En iyi arkadaşı Arda Turan
En iyi arkadaşım Galatasaraylı Arda Turan... Ancak sahada birbirimizi tanımayız. Sadece birbirimizi düşürünce başımızı okşarız. Mesela Ali Sami Yen’de kaybettiğimiz maç sonrasında Arda beni kızdırdı. Ancak İnönü’de biz maçı kazandık, rövanşı ben aldım. Hatta Arda’ya sordum, “Formamı ister misin” diye!
Not:Alıntıdır.
Serdar Özkan... Evi Florya’ya yakın olduğu için ailesinin Galatasaray’a götürmek istediği, ağlayarak babasını ikna eden, Lucescu’nun, Del Bosque’nin kadrosunda yer verdiği, Ertuğrul Sağlam’ın formayı teslim ettiği Beşiktaş altyapısından yetişen genç yetenek... Yeni sezon öncesinde Alican Esenci’ye konuşan Serdar Özkan; ikinci lig macerasından Çarşı grubuna, yaptığı patlamadan yaşadığı düşüşe, Liverpool maçlarından, hakem hatalarına bilinmeyenleri açıkladı. Söz, Serdar Özkan’da...

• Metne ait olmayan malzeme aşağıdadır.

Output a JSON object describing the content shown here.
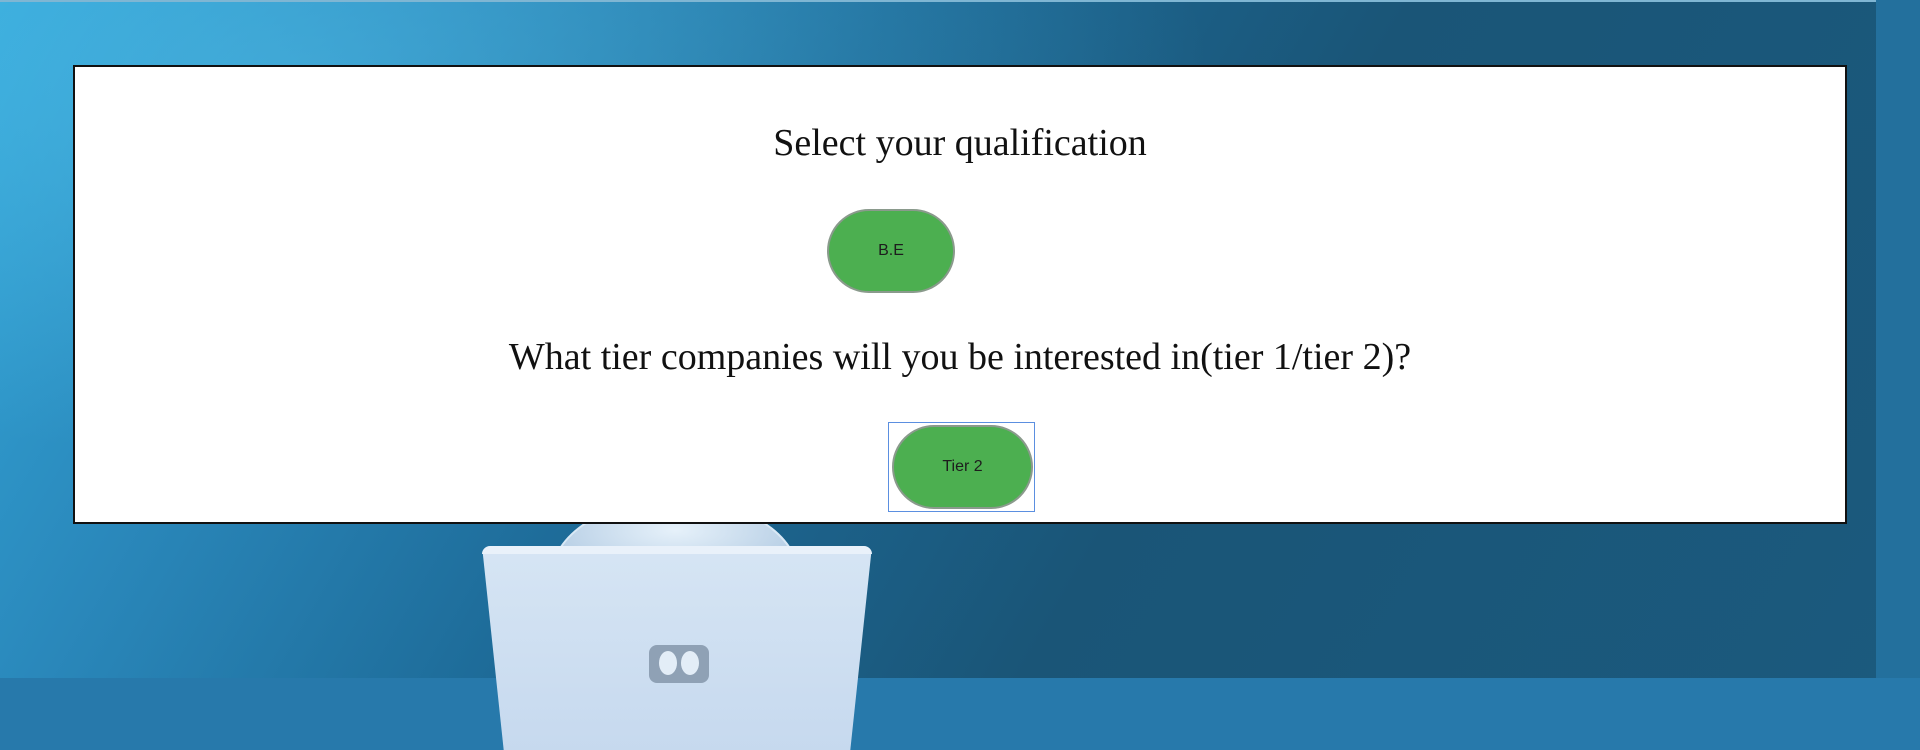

“Ertuğrul Sağlam bana geçen sezonun ilk maçı olan Sheriff maçında forma verdiğinde fazla şaşırmadım. Sezon başı kampına gittiğimizde iyi bir hazırlık maçı oynamıştım. Hocam da, “Böyle olduğun sürece sen oynayacaksın” dedi. Sheriff karşısında oynayacağımı biliyordum. İlk 15 dakika geldi geçti... Bir anda olmadı herşey. Kiralık olarak ikinci ligde oynadım. Sebat’ta oynamak bana çok şey kattı. Futbola bakışımı çok değiştirdi. Büyük takımda sürekli antrenman yapıyorsunuz ancak maç oynamak daha farklı. Daha önce futbolu çalımdan ibaret zannederdim. 32 maç oynadım, güçlendim. Kıymetini anladım bazı şeylerin. Bir genç oyuncu kiralık gönderiliyorsa, sızlanmamalı... Oraya gittiğimde, Beşiktaş’ta oynayacağıma inanarak çalıştım.”
‘Ben robot değilim ki...’
“Sezona iyi başladım ancak daha sonra düşüşe geçtim. Herkes bana bunu soruyor. Daha önce bir sezonda 20-25 maç oynardım. Bu sene 55 maç oynadım. Ben de robot değilim, yorulduğum zamanlar oluyor. Serdar’la sezona iyi başlamıştık, neler yapabileceğimizi biliyorduk. O sakatlandıktan sonra arkamda farklı isimler oynadı ve bu durum beni olumsuz etkiledi. Diğer arkadaşlarım yanlış anlamasın ancak Serdar’ın gözünden, topu nereye atacağını anlıyorum. Birbirimizi tanıyoruz, o nedenle daha iyi anlaşıyoruz.”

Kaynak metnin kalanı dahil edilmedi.